Część osób, które zostały pozbawione od lipca prawa do świadczeń pielęgnacyjnych, uważa, że zostały naruszone ich konstytucyjne prawa. Powstała nawet grupa wykluczonych opiekunów.

Ich pogląd podzieliła rzecznik praw obywatelskich prof. Irena Lipowicz i skierowała wniosek do Trybunału Konstytucyjnego.

Państwo zawiodło zaufanie

Jej zdaniem osoby pobierające świadczenia pielęgnacyjne w zaufaniu do państwa i tworzonego przezeń prawa  przerwały zatrudnienie lub nie podjęły zatrudnienia z powodu opieki nad niepełnosprawnym. Miały prawo oczekiwać ciągłości przyznanej decyzją administracyjną pomocy.

520 zł wynosi specjalny zasiłek opiekuńczy, wypłacany osobom sprawującym opiekę

– Znowelizowane przepisy ustawy znacząco ograniczyły krąg uprawnionych do świadczenia pielęgnacyjnego i specjalnego zasiłku opiekuńczego, nie przewidując żadnych działań wspomagających dla osób, które utracą dotychczasowe uprawnienia. Ustawodawca mógł zmienić warunki przyznawania świadczenia pielęgnacyjnego, jednak nowe warunki, ze względu na zasadę ochrony praw nabytych, nie powinny dotyczyć osób pobierających świadczenie pielęgnacyjne na podstawie przepisów dotychczasowych – uważa Irena Lipowicz.

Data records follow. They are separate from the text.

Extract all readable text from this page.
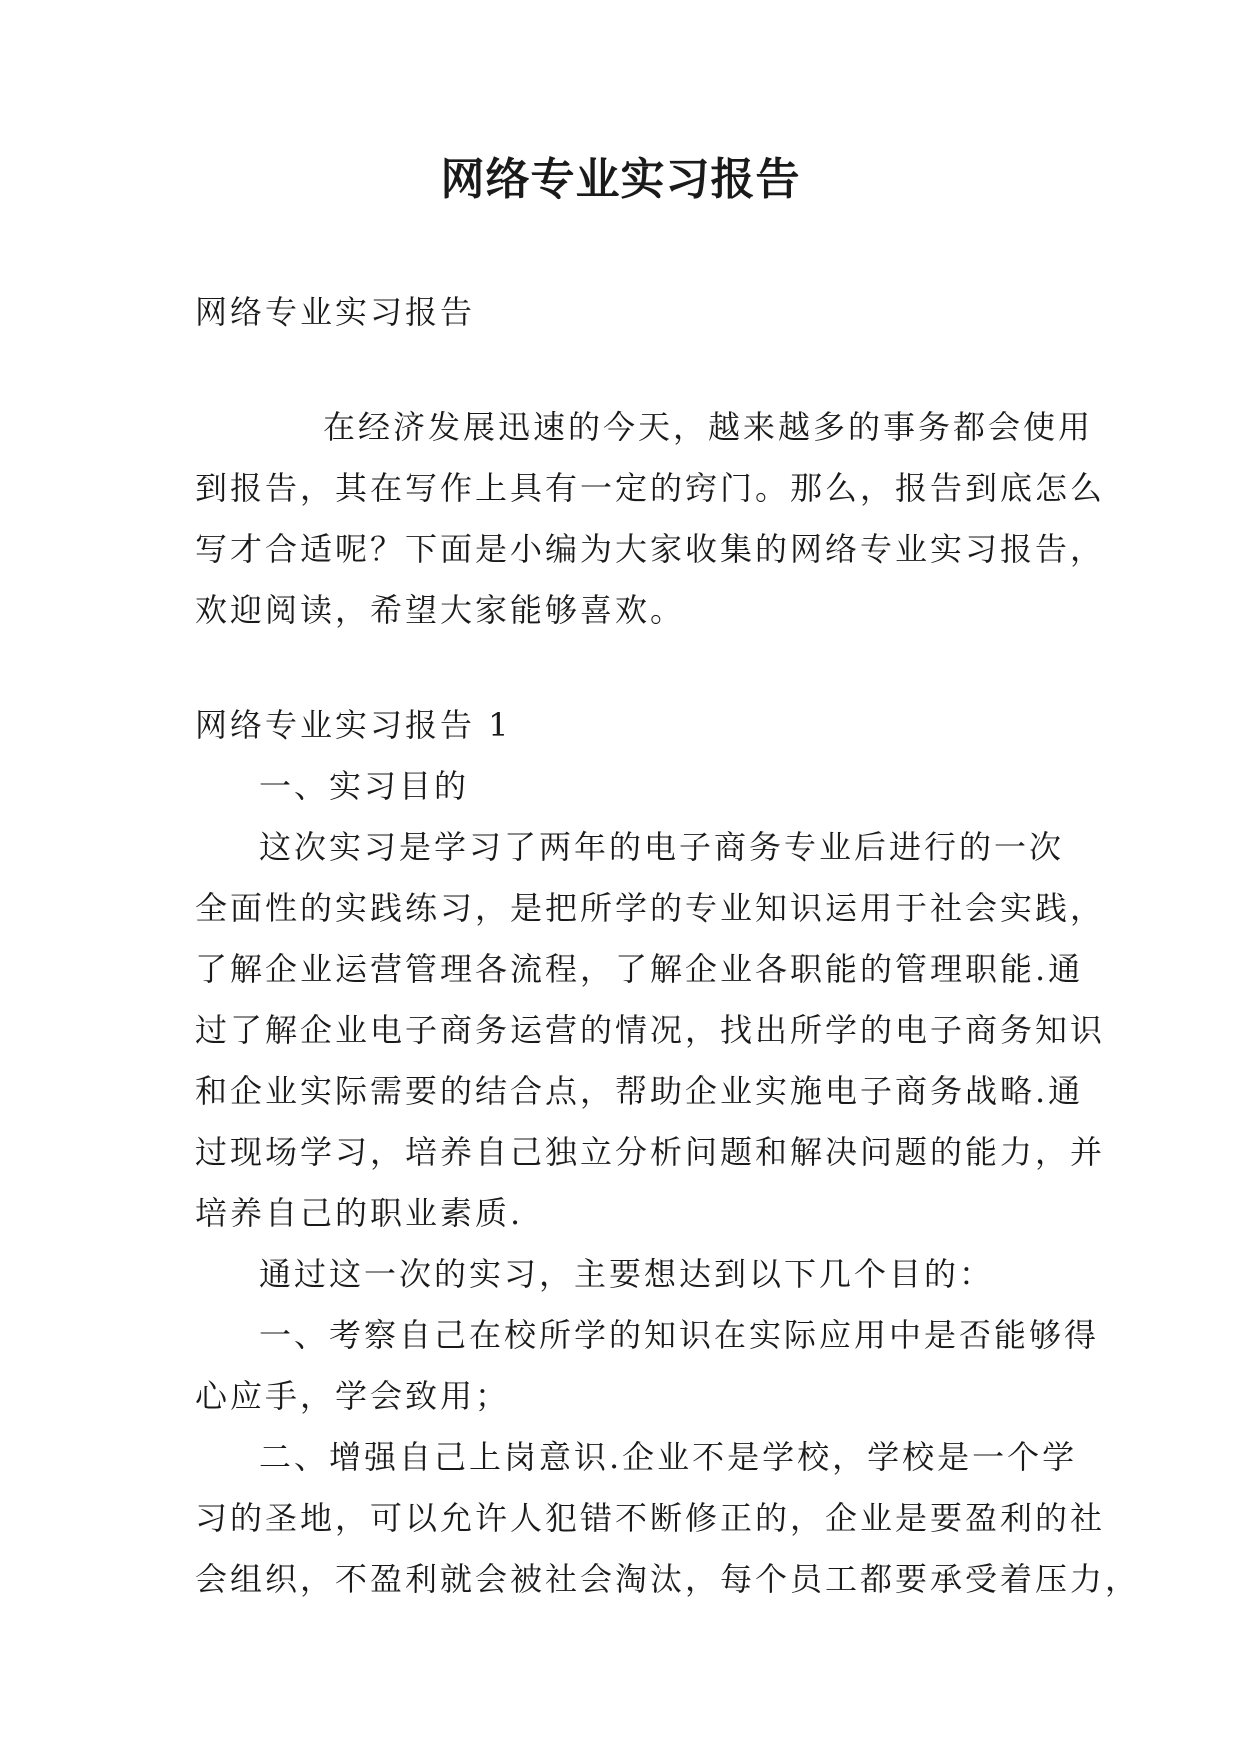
网络专业实习报告
网络专业实习报告
在经济发展迅速的今天，越来越多的事务都会使用
到报告，其在写作上具有一定的窍门。那么，报告到底怎么
写才合适呢？下面是小编为大家收集的网络专业实习报告，
欢迎阅读，希望大家能够喜欢。
网络专业实习报告 1
一、实习目的
这次实习是学习了两年的电子商务专业后进行的一次
全面性的实践练习，是把所学的专业知识运用于社会实践，
了解企业运营管理各流程，了解企业各职能的管理职能.通
过了解企业电子商务运营的情况，找出所学的电子商务知识
和企业实际需要的结合点，帮助企业实施电子商务战略.通
过现场学习，培养自己独立分析问题和解决问题的能力，并
培养自己的职业素质.
通过这一次的实习，主要想达到以下几个目的：
一、考察自己在校所学的知识在实际应用中是否能够得
心应手，学会致用；
二、增强自己上岗意识.企业不是学校，学校是一个学
习的圣地，可以允许人犯错不断修正的，企业是要盈利的社
会组织，不盈利就会被社会淘汰，每个员工都要承受着压力，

– Aby świadczeniobiorcy utracili od lipca prawo do świadczenia pielęgnacyjnego, niepotrzebne było wydawanie żadnych decyzji administracyjnych. Dawne decyzje wygasały z mocy prawa. Świadczeniobiorcy mają więc ograniczoną możliwość składania odwołań, jeśli uważają, że ich prawa nabyte zostały naruszone – mówi Maciej Gapski z Samorządowego Kolegium Odwoławczego w Lublinie. I przypomina, że przepisy zostały zmienione ze względu na   skalę nadużyć. W zasadzie w każdej rodzinie, w której była osoba niepełnosprawna, można było uzyskać świadczenie pielęgnacyjne, nawet jeżeli wnioskujący o pomoc nie sprawował opieki. W rezultacie wśród pobierających świadczenie zaczęły dominować niepracujące dzieci oraz wnuki.

Sposób na zasiłek

Opiekunowie niepełnosprawnych i teraz znaleźli sposób na to, jak poradzić sobie ze zmianą przepisów. Na forach internetowych doradzają, by tymczasowo podjąć zatrudnienie, nawet na podstawie umowy-zlecenia lub dzieło, a potem z niego zrezygnować, aby spełnić warunek ustawowy.

– Zgodnie z brzmieniem przepisów nawet zatrudnienie na dwa tygodnie, a potem rezygnacja wystarczyłaby, by przyznać świadczenie. Gdyby jednak wniosek złożyła taka osoba, miałabym wątpliwości, czy nie próbuje obejść prawa – mówi Sonia Stach z OPS w Gogolinie.

Jak wyjaśnia Ministerstwo Pracy i Polityki Społecznej, żaden przepis ustawy o świadczeniach rodzinnych nie określa minimalnego okresu wykonywania zatrudnienia lub innej pracy zarobkowej. Ostateczna ocena, czy w indywidualnej sprawie miała miejsce faktyczna rezygnacja z zatrudnienia lub innej pracy zarobkowej, a także czy była ona związana z koniecznością sprawowania opieki, należy jednak do kompetencji organu wypłacającego świadczenia rodzinne.